We played this game together twice on holiday and really enjoyed it. My son loved the script card combinations - the top half and bottom half movie titles are randomly selected at the start of the game - our first game we were filming 'They Buried / Skeletons in the Closet', our second, 'Hooray for / Unibrows'. The kids were also keen on selecting their roles based upon their unique meta-game abilities - the Producer can ration drinks and snacks as he sees fit, the Star can request applause at any time, the Cinematographer can adjust the lighting in the room. All just a bit of fun, but this was great at getting the kids (and ourselves) enthused and engaged in the game. In our first game we needed to shoot 'green' horror scenes (our script cards dictated extra quality points for green scenes at the end of filming) but we didn't have any of these scenes come up at all in the storyboard scene 'market'. This meant we plumped for the alternative strategy of going for a 'so bad it's great' win. Even with this shameful approach getting five scenes filmed before we ran out of time and money was very tricky. We carefully managed our quality so as to be able to sacrifice three quality points at a time to gain extra dollars/turns with the Director's 'Compromise' action. By the skin of our teeth we squeaked out the win. In our second game we managed to achieve a Surprise Hit (it was a surprise to us as well). We managed to 'put our fingers in our ears and pretend that everything was just fine' to ignore some pretty crippling problems and then our daughter 're-remembered that idea that someone had one time' to get the fingers-in-ears card back out of the discard pile. If it wasn't for this lucky combination of Ideas we could never have shot that final scene, paid for with our very last dollar and released our cinematic masterpiece to the world.

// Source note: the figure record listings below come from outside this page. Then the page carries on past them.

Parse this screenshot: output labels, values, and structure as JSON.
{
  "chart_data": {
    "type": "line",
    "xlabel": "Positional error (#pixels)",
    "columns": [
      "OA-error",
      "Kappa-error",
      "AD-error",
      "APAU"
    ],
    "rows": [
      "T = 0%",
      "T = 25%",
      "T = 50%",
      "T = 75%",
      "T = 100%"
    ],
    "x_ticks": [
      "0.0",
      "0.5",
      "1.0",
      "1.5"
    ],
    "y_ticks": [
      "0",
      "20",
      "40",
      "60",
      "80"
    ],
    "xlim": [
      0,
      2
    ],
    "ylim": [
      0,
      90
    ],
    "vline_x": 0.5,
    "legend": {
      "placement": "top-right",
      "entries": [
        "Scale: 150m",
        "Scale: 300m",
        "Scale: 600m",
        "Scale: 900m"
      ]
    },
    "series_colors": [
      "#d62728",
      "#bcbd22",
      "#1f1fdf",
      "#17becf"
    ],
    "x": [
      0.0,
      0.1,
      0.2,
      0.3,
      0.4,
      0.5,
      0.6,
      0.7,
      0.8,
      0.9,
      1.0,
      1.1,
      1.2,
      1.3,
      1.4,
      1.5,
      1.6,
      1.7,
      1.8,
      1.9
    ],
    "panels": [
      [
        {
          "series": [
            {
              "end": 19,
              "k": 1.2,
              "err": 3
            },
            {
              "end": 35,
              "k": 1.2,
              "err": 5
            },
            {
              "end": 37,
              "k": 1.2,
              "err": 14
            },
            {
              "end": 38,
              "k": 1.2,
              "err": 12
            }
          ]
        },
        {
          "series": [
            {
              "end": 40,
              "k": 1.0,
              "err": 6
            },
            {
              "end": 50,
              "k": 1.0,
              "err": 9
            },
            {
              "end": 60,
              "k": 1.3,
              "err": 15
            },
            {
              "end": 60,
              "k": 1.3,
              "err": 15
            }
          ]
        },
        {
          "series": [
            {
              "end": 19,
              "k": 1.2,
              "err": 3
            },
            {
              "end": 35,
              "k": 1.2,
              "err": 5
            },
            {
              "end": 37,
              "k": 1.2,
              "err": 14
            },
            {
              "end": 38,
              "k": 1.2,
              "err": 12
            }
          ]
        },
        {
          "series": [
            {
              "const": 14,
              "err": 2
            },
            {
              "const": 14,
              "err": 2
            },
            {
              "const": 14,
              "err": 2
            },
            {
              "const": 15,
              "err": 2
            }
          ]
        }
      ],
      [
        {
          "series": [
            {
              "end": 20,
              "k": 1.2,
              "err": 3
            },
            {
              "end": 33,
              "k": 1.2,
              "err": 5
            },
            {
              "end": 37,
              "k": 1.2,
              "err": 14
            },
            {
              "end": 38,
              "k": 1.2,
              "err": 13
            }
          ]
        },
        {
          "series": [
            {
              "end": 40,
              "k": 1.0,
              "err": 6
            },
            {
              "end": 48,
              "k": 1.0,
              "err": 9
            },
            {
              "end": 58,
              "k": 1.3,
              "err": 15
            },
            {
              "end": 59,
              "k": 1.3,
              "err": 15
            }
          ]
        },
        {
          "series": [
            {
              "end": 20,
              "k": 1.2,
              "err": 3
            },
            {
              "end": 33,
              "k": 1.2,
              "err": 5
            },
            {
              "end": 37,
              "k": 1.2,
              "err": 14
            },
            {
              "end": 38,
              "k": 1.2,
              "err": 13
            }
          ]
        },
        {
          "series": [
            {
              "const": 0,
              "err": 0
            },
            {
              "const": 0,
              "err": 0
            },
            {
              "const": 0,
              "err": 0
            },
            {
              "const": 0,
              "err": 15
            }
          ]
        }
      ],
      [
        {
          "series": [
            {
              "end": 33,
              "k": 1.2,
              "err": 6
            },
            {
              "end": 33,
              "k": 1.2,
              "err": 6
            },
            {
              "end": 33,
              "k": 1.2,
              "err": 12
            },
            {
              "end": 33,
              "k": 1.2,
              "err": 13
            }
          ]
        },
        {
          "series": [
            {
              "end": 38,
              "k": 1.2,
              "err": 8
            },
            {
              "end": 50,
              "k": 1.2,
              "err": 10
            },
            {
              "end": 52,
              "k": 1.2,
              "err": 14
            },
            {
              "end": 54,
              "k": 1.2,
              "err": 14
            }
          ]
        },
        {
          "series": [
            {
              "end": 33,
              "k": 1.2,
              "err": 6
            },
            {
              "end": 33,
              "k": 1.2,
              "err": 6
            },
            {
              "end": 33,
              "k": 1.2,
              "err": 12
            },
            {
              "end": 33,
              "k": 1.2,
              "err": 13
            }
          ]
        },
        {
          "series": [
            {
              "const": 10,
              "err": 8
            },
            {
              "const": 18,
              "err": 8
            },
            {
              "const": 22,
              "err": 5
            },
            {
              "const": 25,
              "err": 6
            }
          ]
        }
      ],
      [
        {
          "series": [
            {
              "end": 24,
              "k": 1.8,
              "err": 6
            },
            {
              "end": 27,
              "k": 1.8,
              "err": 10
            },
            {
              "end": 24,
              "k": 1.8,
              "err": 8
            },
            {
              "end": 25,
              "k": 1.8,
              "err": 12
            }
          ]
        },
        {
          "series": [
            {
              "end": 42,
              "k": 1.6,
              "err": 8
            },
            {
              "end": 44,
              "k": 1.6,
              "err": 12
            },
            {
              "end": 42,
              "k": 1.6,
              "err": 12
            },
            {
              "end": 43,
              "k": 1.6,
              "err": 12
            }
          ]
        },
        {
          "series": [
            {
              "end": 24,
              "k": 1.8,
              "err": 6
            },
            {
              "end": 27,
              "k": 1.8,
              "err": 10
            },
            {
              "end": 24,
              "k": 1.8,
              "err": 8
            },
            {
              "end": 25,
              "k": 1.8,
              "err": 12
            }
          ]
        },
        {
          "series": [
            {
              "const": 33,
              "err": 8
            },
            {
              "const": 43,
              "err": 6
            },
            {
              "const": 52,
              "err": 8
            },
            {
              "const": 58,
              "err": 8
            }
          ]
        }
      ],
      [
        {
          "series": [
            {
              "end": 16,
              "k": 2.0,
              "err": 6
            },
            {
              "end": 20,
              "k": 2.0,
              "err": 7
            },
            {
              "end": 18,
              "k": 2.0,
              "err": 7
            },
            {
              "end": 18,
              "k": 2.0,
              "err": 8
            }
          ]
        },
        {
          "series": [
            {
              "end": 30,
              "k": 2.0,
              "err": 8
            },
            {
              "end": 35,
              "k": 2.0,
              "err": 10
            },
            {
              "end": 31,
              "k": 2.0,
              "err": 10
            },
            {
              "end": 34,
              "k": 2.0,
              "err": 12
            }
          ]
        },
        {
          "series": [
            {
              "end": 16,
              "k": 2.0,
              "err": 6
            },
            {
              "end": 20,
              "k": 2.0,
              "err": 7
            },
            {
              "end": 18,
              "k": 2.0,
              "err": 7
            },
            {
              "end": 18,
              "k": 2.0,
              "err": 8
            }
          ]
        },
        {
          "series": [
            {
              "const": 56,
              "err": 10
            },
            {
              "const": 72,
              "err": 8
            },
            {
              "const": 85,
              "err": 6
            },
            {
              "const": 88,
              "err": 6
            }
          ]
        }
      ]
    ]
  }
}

As you can tell, we are big fans of Roll Camera!: The Filmmaking Board Game. At present there are no plans for this to go to retail, but Roll Camera!: The B-Movie Expansion is coming with a second print run of the main game later this year or maybe next.
EDIT: I stand corrected: there is a non-clapperboard box version that will be available at retail later this year
Beyond that, who knows - it may yet be hailed a cinematic board game masterpiece! We are generally not insta-back types, but when this launches we will most likely be hitting that pledge button without having to think too hard about it. And maybe even getting some extra copies as gifts.
Overall this game provides us with lots of fun and hilarity, constantly causing
inwardoutward groaning, as we realise our only option to stay in production today is going to cause us a big headache tomorrow. You're not playing this game long until you're on the edge of a cliff and hanging there by your fingertips, not knowing if you'll be able to hold on long enough to get those precious scenes in the can, or if you'll drop off into obscurity and failure. Not all film (productions) can have a happy ending!